Michel-Ange, ce jour-là conservateur de l’antiquité, qu’il ne respectait pas toujours, par exemple quand il dérobait les pierres du Colysée pour bâtir le palais Farnèse, ou quand il enlevait une architrave du temple de la Paix pour en faire un piédestal à la statue équestre de Marc-Aurèle ; Michel-Ange a encastré le fragment de l’inscription en l’honneur de Duilius dans la restitution qu’il a pu faire avec certitude, d’après les médailles, de la colonne rostrale elle-même. L’inscription est antique, seulement on croit qu’elle a été renouvelée sous l’empire, mais sans que l’orthographe ancienne ait été altérée. On sait qu’une colonne ornée de ces pointes de bronze placées à la proue des vaisseaux, et qu’on appelait rostra, avait été élevée dans le Forum devant la tribune aux harangues, à laquelle elle donna ce nom immortalisé par l’éloquence et par la mort de Cicéron. Ces rostres n’étaient pas ceux de Duilius : c’étaient ceux qui rappelaient un triomphe naval sur les Antiates. L’orgueil qu’inspirait aux Romains une victoire moins commune que celles qu’ils étaient accoutumés à remporter sur terre explique cette distinction extraordinaire accordée au vainqueur d’Antium : la puissance maritime, la richesse commerciale, suite de cette puissance, étaient représentées par ce signe. Les Anglais, dans une pensée analogue, et qui a aussi sa grandeur, ont associé aux luttes de l’éloquence un symbole de la richesse commerciale de leur pays, en faisant asseoir le chancelier dans la chambre des communes sur un sac de laine.
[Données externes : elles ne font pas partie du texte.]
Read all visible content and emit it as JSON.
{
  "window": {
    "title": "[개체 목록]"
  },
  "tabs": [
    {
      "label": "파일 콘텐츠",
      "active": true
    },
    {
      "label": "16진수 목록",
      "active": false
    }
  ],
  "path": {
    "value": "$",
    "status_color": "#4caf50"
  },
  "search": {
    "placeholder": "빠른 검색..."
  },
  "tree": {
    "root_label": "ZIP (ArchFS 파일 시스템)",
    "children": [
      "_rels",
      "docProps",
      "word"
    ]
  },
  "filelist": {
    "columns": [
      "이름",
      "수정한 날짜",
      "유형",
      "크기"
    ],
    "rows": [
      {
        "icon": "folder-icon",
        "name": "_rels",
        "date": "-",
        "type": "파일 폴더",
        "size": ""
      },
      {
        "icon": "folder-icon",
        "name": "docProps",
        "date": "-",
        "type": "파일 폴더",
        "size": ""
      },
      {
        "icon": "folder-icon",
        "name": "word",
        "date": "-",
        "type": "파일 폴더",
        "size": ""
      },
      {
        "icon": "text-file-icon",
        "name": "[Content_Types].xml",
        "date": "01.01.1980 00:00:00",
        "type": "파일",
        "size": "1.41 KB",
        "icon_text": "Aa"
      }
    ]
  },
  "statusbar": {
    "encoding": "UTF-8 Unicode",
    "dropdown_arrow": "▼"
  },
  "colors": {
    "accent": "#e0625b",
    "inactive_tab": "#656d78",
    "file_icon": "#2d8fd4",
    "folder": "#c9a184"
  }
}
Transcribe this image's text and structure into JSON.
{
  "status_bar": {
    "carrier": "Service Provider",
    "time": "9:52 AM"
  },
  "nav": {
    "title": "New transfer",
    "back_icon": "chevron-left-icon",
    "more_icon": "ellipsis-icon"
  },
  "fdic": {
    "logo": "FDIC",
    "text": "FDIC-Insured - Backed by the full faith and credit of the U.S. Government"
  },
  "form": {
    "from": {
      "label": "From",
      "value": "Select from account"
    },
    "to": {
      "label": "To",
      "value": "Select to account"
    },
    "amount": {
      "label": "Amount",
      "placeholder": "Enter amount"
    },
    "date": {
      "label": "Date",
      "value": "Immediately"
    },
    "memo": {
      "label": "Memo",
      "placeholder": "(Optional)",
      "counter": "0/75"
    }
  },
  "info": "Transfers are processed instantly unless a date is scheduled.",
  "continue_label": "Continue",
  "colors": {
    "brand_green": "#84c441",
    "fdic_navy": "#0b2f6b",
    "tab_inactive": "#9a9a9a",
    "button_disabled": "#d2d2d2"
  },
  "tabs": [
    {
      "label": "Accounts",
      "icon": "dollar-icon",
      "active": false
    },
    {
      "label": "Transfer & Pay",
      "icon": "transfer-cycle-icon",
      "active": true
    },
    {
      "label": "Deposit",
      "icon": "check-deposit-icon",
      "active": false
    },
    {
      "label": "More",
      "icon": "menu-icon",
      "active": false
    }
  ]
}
Le désir de ne rien omettre de ce qui peut à Rome rappeler les beaux temps de la république me fait mentionner ici la seule trace qui reste de la guerre contre Pyrrhus. Les géologues ne dédaignent pas le plus mince débris de la création dont ils recomposent l’histoire, et dans cette résurrection de l’histoire romaine par les monumens je dois faire comme les géologues. Pyrrhus ne vint pas à Rome ; la fortune de Rome l’arrêta dans Préneste, où elle avait déjà un temple avant celui qu’éleva l’heureux Sylla. Le seul débris qui fasse souvenir de Pyrrhus, c’est une cuirasse ornée de têtes d’éléphans en bas-relief, et que pour cette raison on suppose avoir appartenu au prince épirote. On a restauré cette statue en Mars, mais c’est un affreux Mars, et je crois que je n’aurais pas parlé de ce douteux vestige, si je n’avais tenu à protester contre l’absence de goût qui a fait placer cette monstrueuse statue dans un lieu apparent, en face de l’escalier par lequel on monte à la galerie des antiques du Capitole.

Ce ne sont pas seulement les petits peuples voisins de Rome et les Gaulois, cette race follement intrépide, qui menacèrent les murs de Rome, et attachèrent leur souvenir à ses faubourgs. Un ennemi venu de loin parut un jour devant ses portes. Annibal poussa une reconnaissance jusqu’à la porte Colline, dont remplacement est compris dans l’enceinte de la Rome papale. On sait que la porte Colline, par laquelle les Gaulois entrèrent dans Rome, était située au coin de la Via Pia et d’une rue qui conduit à la porte Salara. Le cheval du Carthaginois a galopé sur les pas de Brennus, devançant Alaric, qui devait entrer dans Rome du même côté, le long de cette rue tranquille comme son nom, et qui est aujourd’hui la promenade favorite des cardinaux. La terreur se répandit aussitôt dans la ville. Des soldats numides, qui étaient au service de la république, étant descendus de l’Aventin pour aller défendre la porte Colline menacée, on crut que c’était l’avant-garde d’Annibal qui s’avançait, et une panique s’ensuivit. Terreur absurde, car Annibal était à l’est de la ville, et ses soldats ne pouvaient venir de l’Aventin, qui est à l’ouest ; mais la peur ne raisonne pas, et un moment à la pensée d’Annibal dans ses murs Rome eut peur !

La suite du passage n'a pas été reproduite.